The mechanism is specific. LSD makes a hydrogen bond to a serine residue in the active site of the 5-HT2A serotonin receptor. This bond stabilizes the receptor in a fully active conformation — full agonism — which triggers the downstream signaling cascade that produces hallucinations. The carbon-to-nitrogen swap repositions the hydrogen-bond donor. JRT still binds the receptor. It still activates neuroplasticity pathways. But it cannot make the one bond that produces full agonism. It is a partial agonist — enough activation for growth, not enough for hallucination.
The selectivity is geometric. The 5-HT2A binding pocket has a specific three-dimensional shape. Dozens of molecular contacts hold the drug in place and initiate signaling. The serine hydrogen bond is one of many, but it is the one that tips the receptor from partial to full activation. The C-N swap doesn't weaken the drug's overall binding. It doesn't reduce affinity or change the drug's ability to find the receptor. It disables one contact among many — the contact that happens to control the distinction between therapeutic and hallucinogenic.
This is skeletal editing: modifying the molecular backbone itself rather than decorating it with different functional groups. The conventional approach to drug design adds or removes chemical groups from a fixed scaffold. The scaffold is treated as identity — what the molecule is. The functional groups are treated as properties — what the molecule does. Skeletal editing treats identity itself as a variable. The scaffold changes. The elements are the same. The properties diverge.
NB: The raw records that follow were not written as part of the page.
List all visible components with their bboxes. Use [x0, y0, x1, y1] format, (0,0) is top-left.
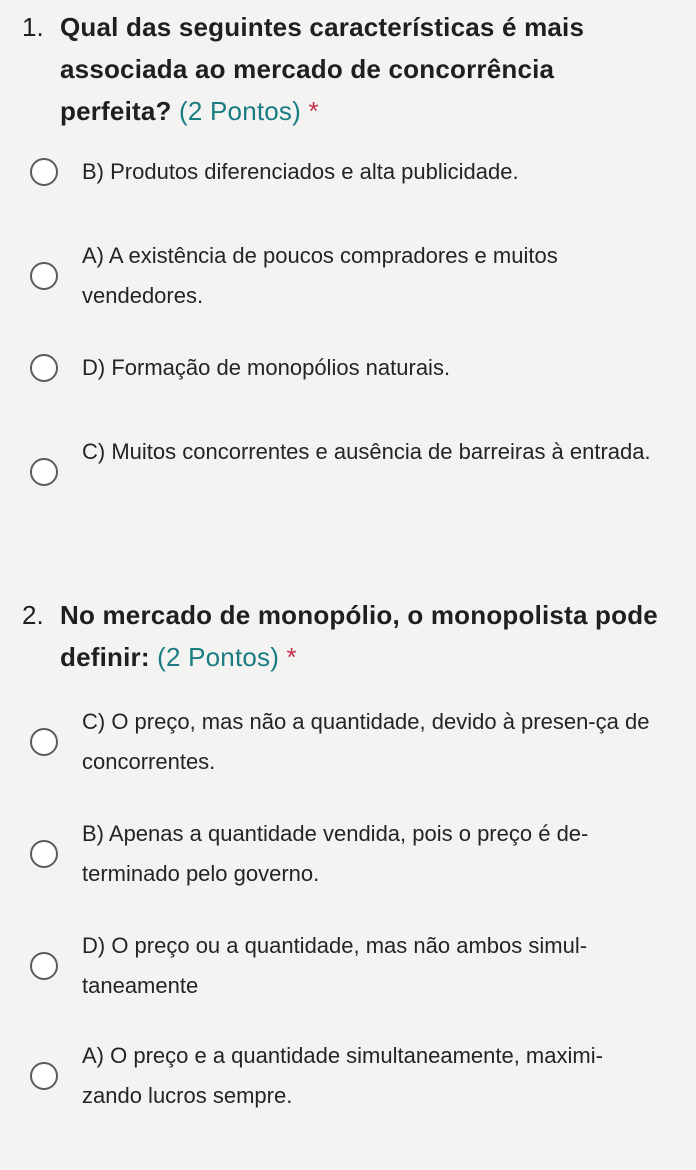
required-marker: * — [286, 642, 297, 672]
question-number: 2. — [22, 600, 44, 630]
question-text: Qual das seguintes características é mais associada ao mercado de concorrência perfeita? — [60, 12, 585, 126]
question-2 — [0, 594, 696, 678]
question-header — [0, 6, 696, 132]
option-label[interactable]: A) O preço e a quantidade simultaneamente, maximi-zando lucros sempre. — [82, 1043, 603, 1108]
option-label[interactable]: D) O preço ou a quantidade, mas não ambos simul-taneamente — [82, 933, 588, 998]
option-label[interactable]: B) Produtos diferenciados e alta publicidade. — [82, 159, 519, 184]
question-points: (2 Pontos) — [179, 96, 301, 126]
question-points: (2 Pontos) — [157, 642, 280, 672]
question-text: No mercado de monopólio, o monopolista pode definir: — [60, 600, 658, 672]
option-label[interactable]: C) O preço, mas não a quantidade, devido à presen-ça de concorrentes. — [82, 709, 650, 774]
question-number: 1. — [22, 12, 44, 42]
required-marker: * — [308, 96, 319, 126]
option-label[interactable]: B) Apenas a quantidade vendida, pois o preço é de-terminado pelo governo. — [82, 821, 589, 886]
radio-button[interactable] — [30, 1062, 58, 1090]
radio-button[interactable] — [30, 840, 58, 868]
question-1 — [0, 6, 696, 132]
question-title — [60, 6, 666, 132]
radio-button[interactable] — [30, 354, 58, 382]
question-header — [0, 594, 696, 678]
option-label[interactable]: A) A existência de poucos compradores e muitos vendedores. — [82, 243, 558, 308]
radio-button[interactable] — [30, 458, 58, 486]
option-label[interactable]: C) Muitos concorrentes e ausência de barreiras à entrada. — [82, 439, 651, 464]
radio-button[interactable] — [30, 952, 58, 980]
radio-button[interactable] — [30, 728, 58, 756]
option-label[interactable]: D) Formação de monopólios naturais. — [82, 355, 451, 380]
question-title — [60, 594, 666, 678]
radio-button[interactable] — [30, 262, 58, 290]
radio-button[interactable] — [30, 158, 58, 186]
The deeper principle: in a system with many interactions, a single positional change can silence one output while leaving the others intact, if the silenced output depends on a geometric relationship that the others don't share. The hallucination pathway requires a bond at a specific angle to a specific residue. The neuroplasticity pathway does not. The swap is selective because the two pathways have different geometric dependencies on the same binding event.
A drug that heals without distorting — same atoms, rearranged — is a proof that the therapeutic and the hallucinogenic were never the same thing. They shared a molecule. They did not share a mechanism.